L'autorité intimée a tout d'abord compté, sur une

base forfaitaire, deux heures pour les déplacements. Compte tenu du fait que ce

sont trois inspecteurs qui ont effectué le trajet aller-retour ******** -********,

ce temps n'apparaît pas disproportionné, vu la distance d'environ 25 km entre

ces deux communes. Le SDE a par ailleurs comptabilisé 2h pour le contrôle in

situ et 2h de collaboration avec les autorités de police. Le total

de 4h consacré au contrôle effectué sur place et à la collaboration avec les

autorités de police apparaît raisonnable, dans la mesure où il ressort du

rapport des inspecteurs que ceux-ci étaient trois à procéder au contrôle, le

temps décompté devant l'être pour chaque inspecteur, et que plusieurs

travailleurs se trouvaient sur le chantier. La durée de l'instruction (0h45),

des vérifications auprès des instances concernées (1h15) et du temps consacré à

la rédaction de courriers et d'un rapport (3h) apparaissent également

raisonnables. Le temps total ainsi consacré au contrôle et à son suivi, par

11h, doit donc être considéré comme raisonnable et adéquat, sachant en outre

que, dans des affaires similaires, le tribunal de céans avait jugé que le SDE

avait calculé à bon droit les frais pour 13h15 de travail fourni par deux

inspecteurs (GE.2009.0080 du 30 octobre 2009) et pour 11h30 de travail fourni

par trois inspecteurs (GE.2016.0013, PE.2016.0027 du 24 juin 2016). Le montant

de 1650 fr. (11h x 150 fr.) n'est dès lors pas critiquable.

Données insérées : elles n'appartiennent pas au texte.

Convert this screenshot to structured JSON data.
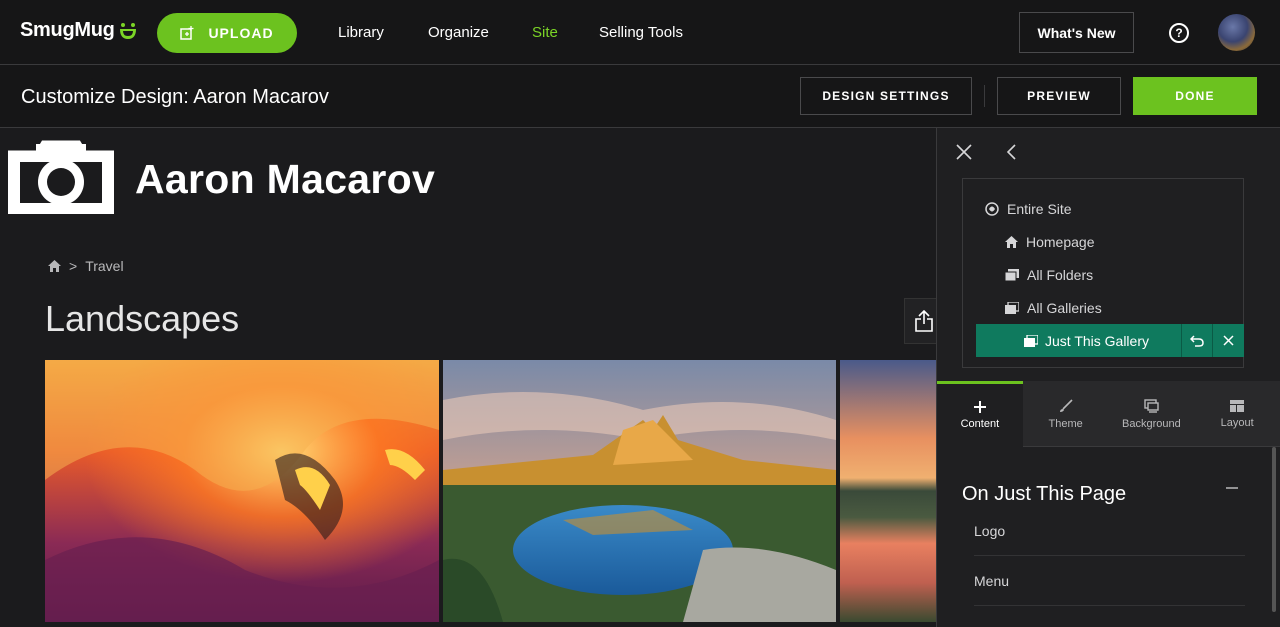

Les frais de contrôle réclamés, justifiés dans leur

principe, le sont en conséquence également quant à leur montant.

3.

Les considérants qui précèdent conduisent au rejet du recours et à la

confirmation de la décision attaquée. Les frais sont mis à la charge du

recourant, qui n'a pas droit à des dépens (art. 49 al. 1, 55 al. 1 a

contrario, 91 et 99 de la loi vaudoise du 28 octobre 2008 sur la procédure

administrative [LPA-VD; RSV 173.36]).

Par

ces motifs

la Cour de droit administratif et public

du Tribunal cantonal

arrête:

I.

Le recours est rejeté.

II.

La décision du Service de l'emploi, Contrôle du marché du travail et

protection des travailleurs, du 21 mars 2017 (facturation des frais de

contrôle) est confirmée.

III.

Un émolument de justice de 800 (huit cents) francs est mis à la charge

du recourant.

IV.

Il n'est pas alloué de dépens.

Lausanne, le 18 mai 2018

Le

président: La

greffière:

Le présent arrêt est communiqué aux destinataires de

l'avis d'envoi ci-joint.

Il peut faire l'objet, dans les trente jours suivant sa

notification, d'un recours au Tribunal fédéral (Tribunal fédéral suisse, 1000

Lausanne 14). Le recours en matière de droit public s'exerce aux conditions des

articles 82 ss de la loi du 17 juin 2005 sur le Tribunal fédéral (LTF - RS

173.

), le recours constitutionnel subsidiaire à celles des articles 113 ss

LTF. Le mémoire de recours doit être rédigé dans une langue officielle,

indiquer les conclusions, les motifs et les moyens de preuve, et être signé.

Les motifs doivent exposer succinctement en quoi l’acte attaqué viole le droit.

Les pièces invoquées comme moyens de preuve doivent être jointes au mémoire,

pour autant qu’elles soient en mains de la partie; il en va de même de la

décision attaquée.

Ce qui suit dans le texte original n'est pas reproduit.